Does the White House want to limit the tax benefits of municipal bonds?
It’s hard to tell.
In a story Monday, The Bond Buyer, quoting unnamed “senior White House economic advisors”, said the administration has backed away from its proposal to cap the value of the municipal bond tax exemption at 28%. The proposal was part of the administration’s American Jobs Act, unveiled in September, which included tax cuts and new government spending.
Since the proposal was introduced, the White House heard from an overwhelming number of municipal officials and reconsidered the adverse effect it would have on already-stretched state and local government finances. The plan, it said, would be “off the table.”

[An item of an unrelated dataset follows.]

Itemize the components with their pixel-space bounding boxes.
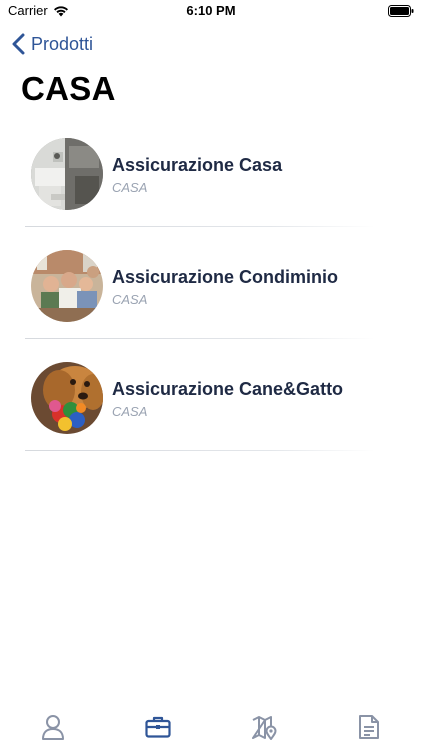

Apparently, something changed
Curiously, in a story today, “knowledgeable sources” told the industry publication that the cap would in fact be included in the president’s fiscal 2013 budget. In a quote that raises more questions than it answers, a “White House official” said:
“The administration understands the importance of tax incentives for municipal finance. That’s why we have supported Build America Bonds and why we did not include the municipal bond tax exemption in the president’s State of the Union proposal to eliminate tax incentives for millionaires. But the administration has no plans to revisit the specific September proposal that would impose a 28% across-the-board limit on the value of tax preferences for high-income households.”
Anyone searching for a definitive read on the situation would be hard pressed to find one.
The administration may have forgotten that their proposal last fall would limit the tax benefit on municipal bonds, as well as other tax expenditures and deductions, to 28% for individuals who earn more than $200,000 a year and couples earning more than $250,000 per year. The exemption for earners in the highest tax bracket is currently worth 35% per year.
As we noted back then (“Job Bill Misfires in Attack on Muni Bonds” ), the plan would dramatically increase borrowing costs for state and local municipalities and would almost certainly delay or cancel much needed capital projects. It is also obvious, the proposal is at odds with its purported intention – to spur job growth.
Now there is confusion.
Because the original plan had limited support, there was virtually no market reaction when it was first introduced. And once again, its chances of ultimately becoming law are remote.
However, despite its lack of support in Congress and among state and local officials, two bipartisan commissions charged with recommending ways to cut the deficit and reform the tax code have recommended curtailing or eliminating the tax exemption on new muni bonds. Important for bondholders is the indication that in the unlikely event that tax advantages are curtailed, they could not be applied retroactively.
Fiscal reform is essential, but limiting the means by which our infrastructure is rebuilt and jobs are created – the basis of a sound economy – is foolhardy, and sadly, would be more costly to taxpayers after all is said and done.